Well, times change, and so have the fortunes of nickel slot machines. In Nevada, players wagered nearly $18 billion on nickel slots for the fiscal year ended June 30, 2000, a whopping 450 percent increase from the $4 billion bet in 1990.

Moreover, nickel machines represented 21.8 percent of all money wagered on Nevada slots, compared with 17.6 percent the previous fiscal year, and only 6.6 percent in 1990.

The bottom line for Nevada casinos is that the ugly duckling has evolved into a cash cow. Casinos won $1.3 billion on nickel slots in fiscal 2000, a 36 percent increase over the win in 1999.

So how did this unlikely metamorphosis take place?

The nickel slot’s rise to prominence is the result of two factors.

First, manufacturers developed electronic games that accept a much wider range of bets than their mechanical ancestors. The range of bets now available on nickel slots can be anywhere from 1 to 90 coins (5 cents to $4.50), although the industry standard has become a maximum bet of 45 coins ($2.25).

Secondly, manufacturers are building much more compelling games. Starting with WMS Gaming’s "Monopoly," modern slot machines typically feature brilliant graphics, stereo sound effects, bonus rounds and usually an interesting game plan to keep customers interested.

"The machines are much more fun to play," says Jenn Carputo, a regular player at the Suncoast casino in Summerlin. "If it weren’t for games like "Addams Family" and "Little Green Men," I probably wouldn’t play the slots."

In addition to the new wave of multi-line, multi-coin machines, multi-game machines have helped fuel the popularity of nickel play.

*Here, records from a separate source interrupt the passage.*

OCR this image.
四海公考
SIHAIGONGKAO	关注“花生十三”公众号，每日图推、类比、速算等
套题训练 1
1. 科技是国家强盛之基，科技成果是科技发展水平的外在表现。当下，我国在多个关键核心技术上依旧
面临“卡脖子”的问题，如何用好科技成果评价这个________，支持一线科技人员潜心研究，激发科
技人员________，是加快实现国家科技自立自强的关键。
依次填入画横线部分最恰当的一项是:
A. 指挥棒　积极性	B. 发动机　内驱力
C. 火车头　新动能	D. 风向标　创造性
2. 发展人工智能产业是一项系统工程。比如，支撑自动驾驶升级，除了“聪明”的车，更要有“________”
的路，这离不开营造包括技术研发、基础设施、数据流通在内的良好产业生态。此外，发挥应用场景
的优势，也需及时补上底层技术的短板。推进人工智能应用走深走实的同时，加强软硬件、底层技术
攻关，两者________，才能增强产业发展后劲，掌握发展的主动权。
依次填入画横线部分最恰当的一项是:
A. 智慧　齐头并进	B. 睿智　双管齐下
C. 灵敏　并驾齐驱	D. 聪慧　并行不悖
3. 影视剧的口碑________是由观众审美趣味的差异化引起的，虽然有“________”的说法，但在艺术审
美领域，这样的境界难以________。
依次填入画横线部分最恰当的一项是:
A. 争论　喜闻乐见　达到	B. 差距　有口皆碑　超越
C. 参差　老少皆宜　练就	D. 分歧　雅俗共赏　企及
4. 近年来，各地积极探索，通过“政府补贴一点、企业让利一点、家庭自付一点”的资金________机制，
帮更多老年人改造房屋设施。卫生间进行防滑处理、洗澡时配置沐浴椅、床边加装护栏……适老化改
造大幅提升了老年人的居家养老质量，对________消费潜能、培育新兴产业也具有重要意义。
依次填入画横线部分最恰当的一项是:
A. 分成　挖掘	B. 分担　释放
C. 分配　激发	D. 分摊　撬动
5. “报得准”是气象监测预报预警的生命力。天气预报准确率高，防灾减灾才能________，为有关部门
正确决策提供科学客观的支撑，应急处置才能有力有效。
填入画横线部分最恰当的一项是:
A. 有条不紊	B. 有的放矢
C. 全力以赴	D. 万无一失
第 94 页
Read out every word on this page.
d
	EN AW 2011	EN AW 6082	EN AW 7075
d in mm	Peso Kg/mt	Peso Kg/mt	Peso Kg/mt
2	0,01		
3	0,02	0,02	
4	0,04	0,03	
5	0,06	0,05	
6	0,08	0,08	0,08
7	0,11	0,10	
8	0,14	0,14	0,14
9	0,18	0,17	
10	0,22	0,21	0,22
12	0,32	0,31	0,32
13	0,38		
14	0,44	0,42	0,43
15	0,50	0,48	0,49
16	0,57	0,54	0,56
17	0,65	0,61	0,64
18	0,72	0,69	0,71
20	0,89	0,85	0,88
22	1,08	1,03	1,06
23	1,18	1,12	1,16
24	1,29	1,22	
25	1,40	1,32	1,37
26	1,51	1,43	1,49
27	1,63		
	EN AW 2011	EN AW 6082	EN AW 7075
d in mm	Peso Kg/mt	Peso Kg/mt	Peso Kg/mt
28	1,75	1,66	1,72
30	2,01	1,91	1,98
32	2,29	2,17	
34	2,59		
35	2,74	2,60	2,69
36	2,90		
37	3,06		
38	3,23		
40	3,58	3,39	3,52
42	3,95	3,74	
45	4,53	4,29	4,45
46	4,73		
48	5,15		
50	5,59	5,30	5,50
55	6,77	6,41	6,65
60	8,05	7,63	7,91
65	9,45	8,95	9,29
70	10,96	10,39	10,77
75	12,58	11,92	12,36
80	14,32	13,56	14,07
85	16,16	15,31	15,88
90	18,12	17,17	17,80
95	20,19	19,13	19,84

"With the new machines, players are betting up to 50 hands of video poker at once," says Steve Weinberg, an analyst with the Nevada Gaming Control Board. "Over the last three or four years we’ve seen the rising popularity of multi-game machines helping to stimulate increase in gaming win for nickel machines."

Clearly, Weinberg adds, the nickel machine is no longer strictly for low-rollers.

"Players are dropping in $20 bills at a time," he says. "It doesn’t seem to matter they’re playing nickel machines. The public continues to eat them up."

At $20 a throw, players could easily be playing quarter or even dollar slot machines. But fans of the new nickel slots point out that they offer players more flexibility in setting their limits. That, and the fact that video nickel slots have amusing themes, contribute to their popularity.

There is, however, another characteristic of nickel slots that players should be aware of. If you play the maximum on a nickel machine, you’ll get a lot more wins than on the quarter or dollar machines, but they’re not going to be the maximum, usually 45 coins, returned.

That fact, coupled with a lower payback percentage on nickel machines than other machines, doesn’t seem to deter players.

"I don’t pay attention to those 92 percent and 98 percent numbers," says Carputo. "The game is fun, and I usually end the session cashing something out. That’s all I ask for."